Terapi psikofarmaologi untuk gangguan stress pasca trauma mungkin secara umum tidak
seefektif untuk gangguan kecemasan jenis lainnya. Selain itu gangguan stress pasca trauma
memiliki komorbiditas yang tinggi seperti depresi, insomnia, penyalahgunaan obat-obatan
dan nyeri. SSRI dan SNRI terbukti efektif dan dianggap sebagai terapi lini pertama, namun
seringkali meninggalkan gejala residual termasuk gangguan tidur. Oleh sebab itu,
kebanyakan pasien dengan gangguan ini jarang menerima terapi tunggal. Pemberian
benzodiazepine harus diberikan secara hati-hati karena terdapat data yang terbatas mengenai
efektifitas dari benzodiazepine pada gangguan stress pasca trauma, terutama mengingat
banyak pasien dengan gangguan ini memiliki riwayat penyalahgunaan obat-obatan. Terapi
yang dapat diberikan untuk gangguan ini adalah α1 antagonists pada malam hari untuk
mencegah mimpi buruk.
Terapi yang dianjurkan pada gangguan stress pasca trauma adalah kombinasi antara
pemberian obat-obatan untuk menangani komorbiditas dan psikoterapi untuk mengatasi
gejala utama. Terapi paparan mungkin merupakan terapi yang paling efektif diantara
psikoterapi lainnya, namun terapi perilaku kognitif lainnya mungkin diperlukan secara
spesifik terhadap masing-masing individu.

Ringkasan

Gangguan anxietas memiliki gejala inti yaitu ketakutan dan kecemasan yang memiliki
spektrum luas.

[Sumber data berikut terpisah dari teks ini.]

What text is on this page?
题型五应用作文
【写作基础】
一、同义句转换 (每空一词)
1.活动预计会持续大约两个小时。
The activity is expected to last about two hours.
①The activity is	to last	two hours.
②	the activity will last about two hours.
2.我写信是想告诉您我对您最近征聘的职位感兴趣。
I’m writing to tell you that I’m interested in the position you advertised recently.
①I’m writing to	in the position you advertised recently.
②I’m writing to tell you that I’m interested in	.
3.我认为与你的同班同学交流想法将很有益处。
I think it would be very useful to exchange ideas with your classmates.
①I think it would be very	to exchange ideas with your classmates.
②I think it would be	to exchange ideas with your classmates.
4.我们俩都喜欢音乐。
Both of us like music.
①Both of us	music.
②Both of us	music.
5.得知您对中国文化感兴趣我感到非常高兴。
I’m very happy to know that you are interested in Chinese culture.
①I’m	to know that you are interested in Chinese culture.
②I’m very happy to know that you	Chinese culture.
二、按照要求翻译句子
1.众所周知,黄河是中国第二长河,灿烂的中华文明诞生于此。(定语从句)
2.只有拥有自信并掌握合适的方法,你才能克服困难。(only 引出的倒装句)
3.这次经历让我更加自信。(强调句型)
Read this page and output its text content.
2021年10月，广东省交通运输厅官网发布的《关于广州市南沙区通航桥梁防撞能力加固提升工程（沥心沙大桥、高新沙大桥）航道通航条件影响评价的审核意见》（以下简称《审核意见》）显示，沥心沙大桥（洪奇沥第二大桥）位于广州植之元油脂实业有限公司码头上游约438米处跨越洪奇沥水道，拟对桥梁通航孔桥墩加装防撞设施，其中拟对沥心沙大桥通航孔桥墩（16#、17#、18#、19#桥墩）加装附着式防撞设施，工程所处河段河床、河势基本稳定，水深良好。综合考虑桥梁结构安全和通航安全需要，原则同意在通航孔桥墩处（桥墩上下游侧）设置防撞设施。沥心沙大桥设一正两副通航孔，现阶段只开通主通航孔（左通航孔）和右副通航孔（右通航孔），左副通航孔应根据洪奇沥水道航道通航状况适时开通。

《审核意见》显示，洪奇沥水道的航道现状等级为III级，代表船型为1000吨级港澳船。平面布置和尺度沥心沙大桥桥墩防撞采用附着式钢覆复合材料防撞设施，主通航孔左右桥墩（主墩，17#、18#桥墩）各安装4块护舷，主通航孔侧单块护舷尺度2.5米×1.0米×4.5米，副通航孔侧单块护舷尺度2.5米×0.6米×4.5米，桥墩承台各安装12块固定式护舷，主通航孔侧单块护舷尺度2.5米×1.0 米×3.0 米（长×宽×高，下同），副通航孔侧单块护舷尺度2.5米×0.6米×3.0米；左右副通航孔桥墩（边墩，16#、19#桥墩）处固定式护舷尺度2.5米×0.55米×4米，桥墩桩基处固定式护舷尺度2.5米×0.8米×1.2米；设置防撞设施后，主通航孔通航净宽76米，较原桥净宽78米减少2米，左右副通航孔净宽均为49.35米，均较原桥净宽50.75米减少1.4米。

Amydgala memiliki peranan penting dalam respons ketakutan dan CSTC
diperkirakan memiliki peranan penting dalam memediasi gejala kecemasan. Beberapa
neurotransmitter terlibat dalam meregulasi sirkuit gangguan anxietas. GABA (γ-
aminobutyric acid) adalah neurotransmitter kunci dalam anxietas dan benzodiazepine
memiliki efek anxiolitik dengan bekerja pada sistem neurotransmiter GABA. Serotonin,
norepinephrine, α2δ ligands berperan terhadap voltage-gated calcium channels. Selain itu
regulator lainnya dalam sirkuit anxietas juga berperan dalam tatalaksana gangguan
kecemasan. Konsep penanganan gangguan ini dengan melawan proses fear conditioning
dengan fear extinction pada sirkuit amygdala memberikan suatu lini terapi baru yaitu
kombinasi antara terapi farmakoterapi dan psikoterapi. Beberapa pilihan tatalaksana yang
tersedia untuk gangguan anxietas sangat bervariasi dan dapat digunakan sebagai terapi
terhadap gangguan anxietas lainnya dan gangguan depresi.